La question se pose alors. Qu’attendait-on donc d’un homme qui semble si volage dans ses alliances et détestations ? « Lorsque le siècle s’est donné la mort, Karl Kraus était l’ange de cette mort » constatait Brecht. Pourquoi se tourner vers lui au moment où l’acte semblait définitivement consumé ?  Quel mot espère entendre l’Europe libre de cet homme qui ne s’est servi des mots que pour renvoyer le monde libre à ses impensés inavouables, actant dans chaque numéro du Flambeau l’avancée de son entreprise suicidaire ?

Numéro 890-905 du Flambeau « Voilà pourquoi Le Flambeau ne paraît pas »

Le fait est pourtant là. Kraus, qui s’était fâché avec à peu près la terre entière, se trouve sollicité de toute part en 1933. On s’agite autour de lui, on cherche à entendre sa voix. Il faut dire que le dernier numéro du Flambeau était paru en décembre 1932 et qu’il était légitime, du point de vue d’un lecteur régulier, de s’attendre à un numéro de printemps (la revue avait un rythme de publication trimestriel) qui n’avait pas été publié, ni celui d’été et d’automne. C’est pendant cette période de vide éditorial que la pression monte sur Karl Kraus. A la fin de l’année 1933, il y réagit une première fois par un numéro du Flambeau de quatre pages, composé d’une nécrologie pour son ami Alfred Loos et d’un bref poème intitulé « Qu’on ne demande pas ». Ce dernier contient le vers « je reste muet » et se termine par :« le verbe s’est endormi quand ce monde-là s’est réveillé. » C’est tout.

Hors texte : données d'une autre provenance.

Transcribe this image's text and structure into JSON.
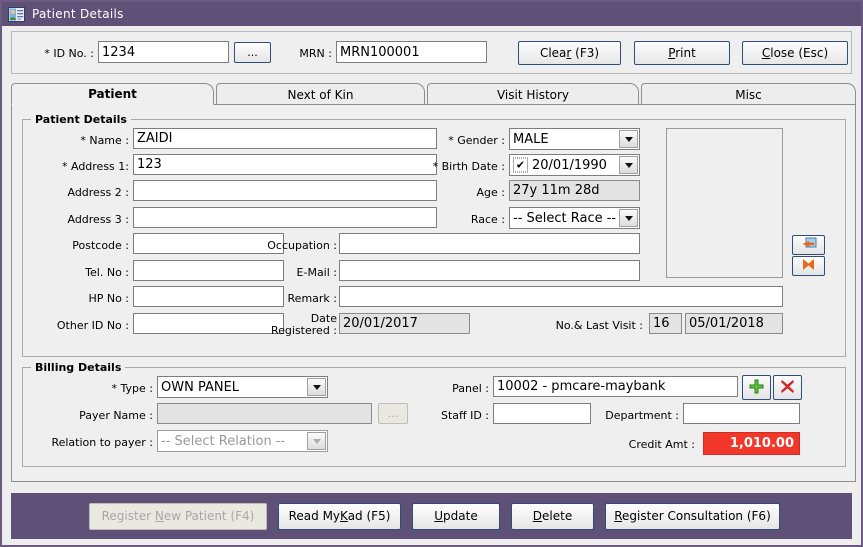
{
  "window": {
    "title": "Patient Details",
    "title_icon": "id-card-person-icon",
    "titlebar_color": "#5f5077",
    "accent_red": "#f0372a"
  },
  "header": {
    "id_no_label": "* ID No. :",
    "id_no_value": "1234",
    "browse_label": "...",
    "mrn_label": "MRN :",
    "mrn_value": "MRN100001",
    "buttons": [
      {
        "name": "clear-button",
        "label": "Clear (F3)",
        "underline": "r"
      },
      {
        "name": "print-button",
        "label": "Print",
        "underline": "P"
      },
      {
        "name": "close-button",
        "label": "Close (Esc)",
        "underline": "C"
      }
    ]
  },
  "tabs": [
    {
      "label": "Patient",
      "active": true
    },
    {
      "label": "Next of Kin",
      "active": false
    },
    {
      "label": "Visit History",
      "active": false
    },
    {
      "label": "Misc",
      "active": false
    }
  ],
  "patient_details": {
    "group_title": "Patient Details",
    "name_label": "* Name :",
    "name_value": "ZAIDI",
    "address1_label": "* Address 1:",
    "address1_value": "123",
    "address2_label": "Address 2 :",
    "address2_value": "",
    "address3_label": "Address 3 :",
    "address3_value": "",
    "postcode_label": "Postcode :",
    "postcode_value": "",
    "tel_label": "Tel. No :",
    "tel_value": "",
    "hp_label": "HP No :",
    "hp_value": "",
    "other_id_label": "Other ID No :",
    "other_id_value": "",
    "occupation_label": "Occupation :",
    "occupation_value": "",
    "email_label": "E-Mail :",
    "email_value": "",
    "remark_label": "Remark :",
    "remark_value": "",
    "date_registered_label_1": "Date",
    "date_registered_label_2": "Registered :",
    "date_registered_value": "20/01/2017",
    "gender_label": "* Gender :",
    "gender_value": "MALE",
    "birth_date_label": "* Birth Date :",
    "birth_date_value": "20/01/1990",
    "birth_date_checked": "✔",
    "age_label": "Age :",
    "age_value": "27y 11m 28d",
    "race_label": "Race :",
    "race_value": "-- Select Race --",
    "last_visit_label": "No.& Last  Visit :",
    "visit_count": "16",
    "last_visit_date": "05/01/2018",
    "photo_placeholder": "",
    "photo_load_icon": "load-photo-icon",
    "photo_clear_icon": "clear-photo-icon"
  },
  "billing_details": {
    "group_title": "Billing Details",
    "type_label": "* Type :",
    "type_value": "OWN PANEL",
    "payer_name_label": "Payer Name :",
    "payer_name_value": "",
    "payer_browse_label": "...",
    "relation_label": "Relation to payer :",
    "relation_value": "-- Select Relation --",
    "panel_label": "Panel :",
    "panel_value": "10002 - pmcare-maybank",
    "panel_add_icon": "add-plus-icon",
    "panel_remove_icon": "remove-cross-icon",
    "staff_id_label": "Staff ID :",
    "staff_id_value": "",
    "department_label": "Department :",
    "department_value": "",
    "credit_label": "Credit Amt :",
    "credit_value": "1,010.00"
  },
  "footer": {
    "buttons": [
      {
        "name": "register-new-patient-button",
        "label": "Register New Patient (F4)",
        "underline": "N",
        "disabled": true
      },
      {
        "name": "read-mykad-button",
        "label": "Read MyKad (F5)",
        "underline": "K",
        "disabled": false
      },
      {
        "name": "update-button",
        "label": "Update",
        "underline": "U",
        "disabled": false
      },
      {
        "name": "delete-button",
        "label": "Delete",
        "underline": "D",
        "disabled": false
      },
      {
        "name": "register-consultation-button",
        "label": "Register Consultation (F6)",
        "underline": "R",
        "disabled": false
      }
    ]
  }
}
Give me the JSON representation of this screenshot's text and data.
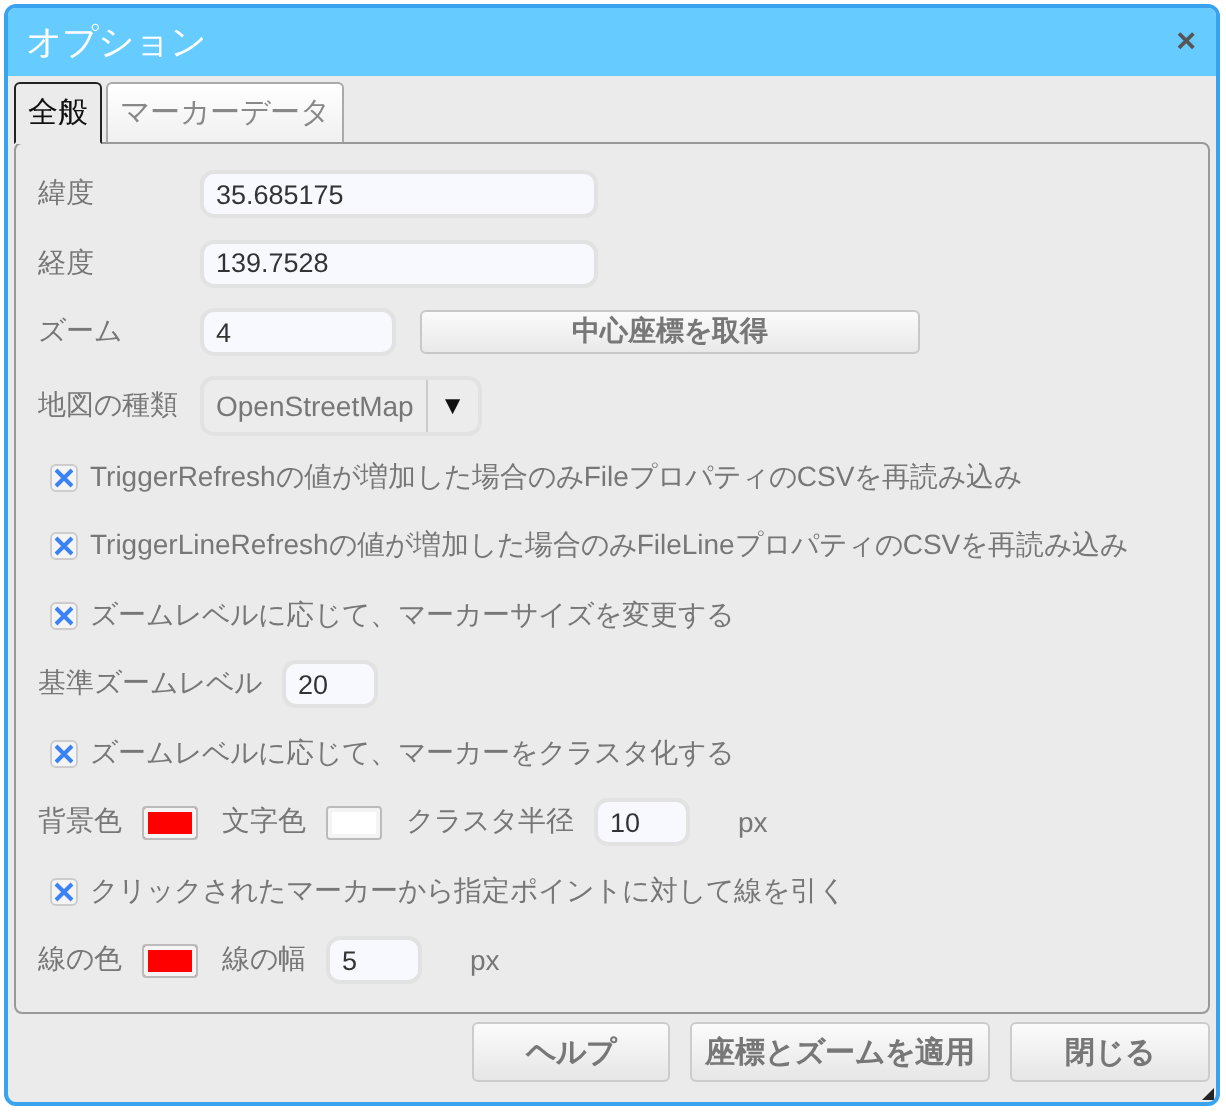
{
  "window": {
    "title": "オプション",
    "close": "×"
  },
  "tabs": [
    {
      "label": "全般",
      "selected": true
    },
    {
      "label": "マーカーデータ",
      "selected": false
    }
  ],
  "rows": [
    {
      "kind": "text",
      "label": "緯度",
      "value": "35.685175"
    },
    {
      "kind": "text",
      "label": "経度",
      "value": "139.7528"
    },
    {
      "kind": "zoom",
      "label": "ズーム",
      "value": "4",
      "button": "中心座標を取得"
    },
    {
      "kind": "select",
      "label": "地図の種類",
      "value": "OpenStreetMap",
      "arrow": "▼"
    },
    {
      "kind": "checkbox",
      "label": "TriggerRefreshの値が増加した場合のみFileプロパティのCSVを再読み込み",
      "checked": true
    },
    {
      "kind": "checkbox",
      "label": "TriggerLineRefreshの値が増加した場合のみFileLineプロパティのCSVを再読み込み",
      "checked": true
    },
    {
      "kind": "checkbox",
      "label": "ズームレベルに応じて、マーカーサイズを変更する",
      "checked": true
    },
    {
      "kind": "inline",
      "items": [
        {
          "kind": "label",
          "text": "基準ズームレベル"
        },
        {
          "kind": "input",
          "value": "20"
        }
      ]
    },
    {
      "kind": "checkbox",
      "label": "ズームレベルに応じて、マーカーをクラスタ化する",
      "checked": true
    },
    {
      "kind": "inline",
      "items": [
        {
          "kind": "label",
          "text": "背景色"
        },
        {
          "kind": "color",
          "color": "#ff0000"
        },
        {
          "kind": "label",
          "text": "文字色"
        },
        {
          "kind": "color",
          "color": "#ffffff"
        },
        {
          "kind": "label",
          "text": "クラスタ半径"
        },
        {
          "kind": "input",
          "value": "10"
        },
        {
          "kind": "unit",
          "text": "px"
        }
      ]
    },
    {
      "kind": "checkbox",
      "label": "クリックされたマーカーから指定ポイントに対して線を引く",
      "checked": true
    },
    {
      "kind": "inline",
      "items": [
        {
          "kind": "label",
          "text": "線の色"
        },
        {
          "kind": "color",
          "color": "#ff0000"
        },
        {
          "kind": "label",
          "text": "線の幅"
        },
        {
          "kind": "input",
          "value": "5"
        },
        {
          "kind": "unit",
          "text": "px"
        }
      ]
    }
  ],
  "buttons": [
    "ヘルプ",
    "座標とズームを適用",
    "閉じる"
  ]
}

La réaction des journaux germanophones situés à Prague, à Vienne, à Zurich, à Amsterdam ou à Paris, est immédiate. Que ce soit la presse bourgeoise libérale ou de gauche, ses organes publient comme d’un commun accord des « avis de décès » de Karl Kraus. En effet, la déclaration « je reste muet » est, malicieusement, interprétée comme un suicide. Kraus rassemble alors un florilège de ces textes dans un premier numéro du Flambeau de juillet 1934 intitulé « Des nécrologies à la mémoire de Karl Kraus » qui annonce déjà sur sa couverture qu’un autre numéro, celui qui expliquera pourquoi Le Flambeau ne parait pas, suivra de quelques jours le numéro « nécrologique ».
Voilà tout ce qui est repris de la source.